How your boxer and cricketer grew up is relevant, too. There are a few terrific sports movies about characters who were born with a silver spoon in their mouth. Asif Kapadia’s BAFTA-winning Ayrton Senna biodoc, Senna (2010), is one. But they are vastly outnumbered by those in which throwing a ball or a punch may be the characters’ only escape from poverty. For the two inner-city Chicago teenagers in Hoop Dreams (1994), basketball seems to be the one viable alternative to jail. It’s a heart-rending, almost unbearably tense documentary, that is almost three hours long. Every squeaking step the young men take on the court is a step towards or away from the abyss.
In Rocky (1976), John Avildsen’s boxing epic, Rocky Balboa’s initial circumstances aren’t much better. Scraping by as a loan shark’s debt collector, he is, like the heroes of most great sports movies, a down-at-heel David taking on a rich and famous Goliath, which is why we care far more about the climactic bout in “Rocky” than we do about the equivalent fights in its numerous sequels. The posters advertising the original film declared, “His whole life was a million-to-one shot”. In the follow-ups, Balboa is no longer the underdog but a boxing sensation, and the popular odds shorten accordingly.
But there is a complicating factor in all of this – a curveball, as baseball fans would have it. Lots of sports movies convince us that their characters need a sporting triumph more than anything else in the world. But the genre’s most stirring films are those in which the characters don’t win in the end. In both “Rocky” and “Raging Bull”, the eponymous pugilist is beaten. In Bad News Bears (1976), a rambunctious baseball comedy, Walter Matthau’s Little League team has to settle for second place. In The Pride of the Yankees (1942), Lou Gehrig (Gary Cooper) is stricken by amyotrophic lateral sclerosis. As for Clint Eastwood’s crushing Million Dollar Baby (2004)…Well, even after 12 years it feels too soon to reveal the closing twist. Suffice it to say that Maggie (Hilary Swank) doesn’t end up hoisting a trophy above her head.

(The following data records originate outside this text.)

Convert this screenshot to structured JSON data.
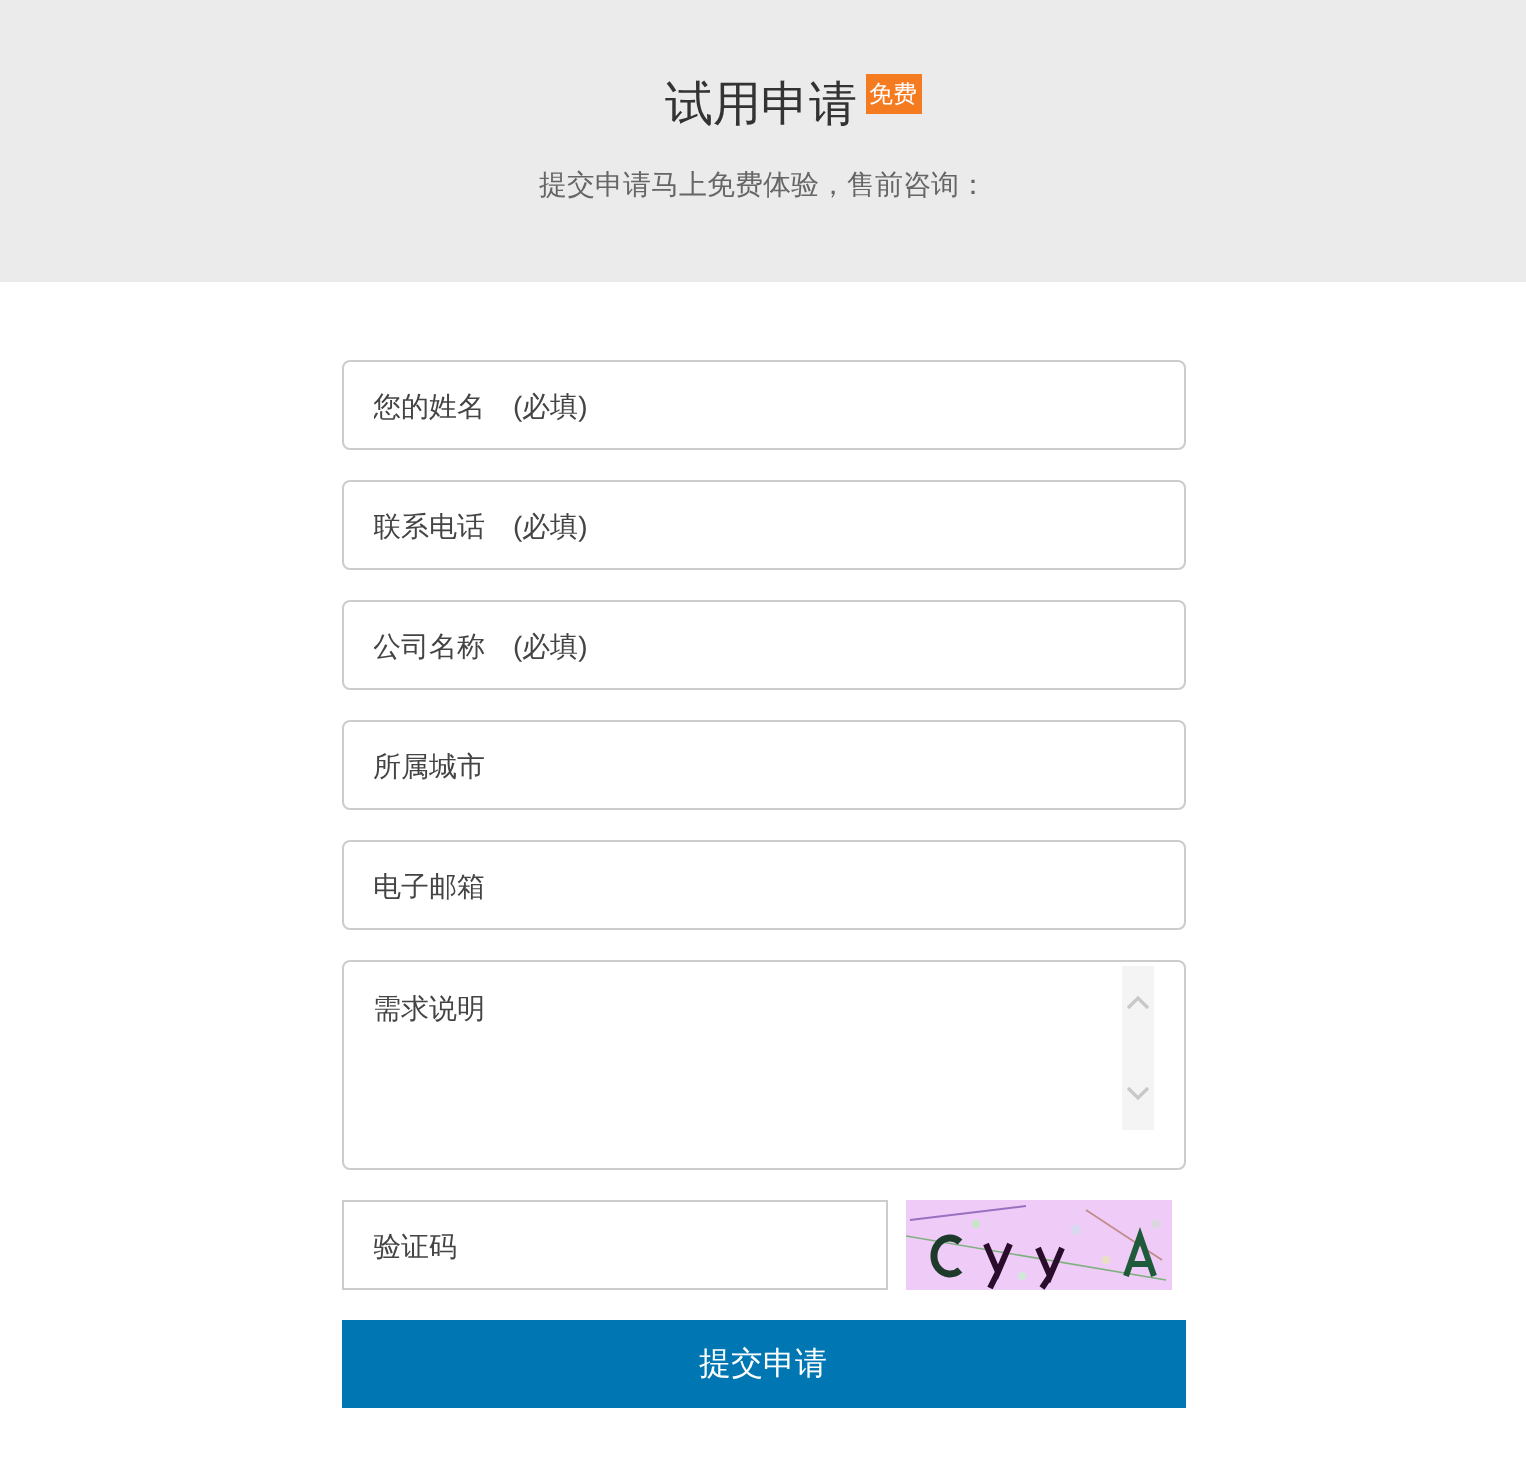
{
  "header": {
    "title": "试用申请",
    "badge": "免费",
    "subtitle": "提交申请马上免费体验，售前咨询："
  },
  "form": {
    "fields": [
      {
        "kind": "input",
        "placeholder": "您的姓名　(必填)"
      },
      {
        "kind": "input",
        "placeholder": "联系电话　(必填)"
      },
      {
        "kind": "input",
        "placeholder": "公司名称　(必填)"
      },
      {
        "kind": "input",
        "placeholder": "所属城市"
      },
      {
        "kind": "input",
        "placeholder": "电子邮箱"
      },
      {
        "kind": "textarea",
        "placeholder": "需求说明"
      }
    ],
    "captcha": {
      "placeholder": "验证码"
    },
    "submit": "提交申请"
  }
}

The most subversive example is Tony Richardson’s class-war classic, The Loneliness of the Long Distance Runner (1962). In the final cross-country race, a borstal boy (Tom Courtenay) is way ahead of his aristocratic rival (James Fox), but he stops before the finish line and waits, hands on hips, while his competitors sprint past. Better to lose, he concludes, than to honour a system which has always mistreated him. It’s a deviously brilliant ending. Good sports movies manipulate us into thinking that nothing is more important than landing a knock-out upper-cut or scoring a tournament-clinching goal. But the best ones remind us that there are other, more profound victories to be had.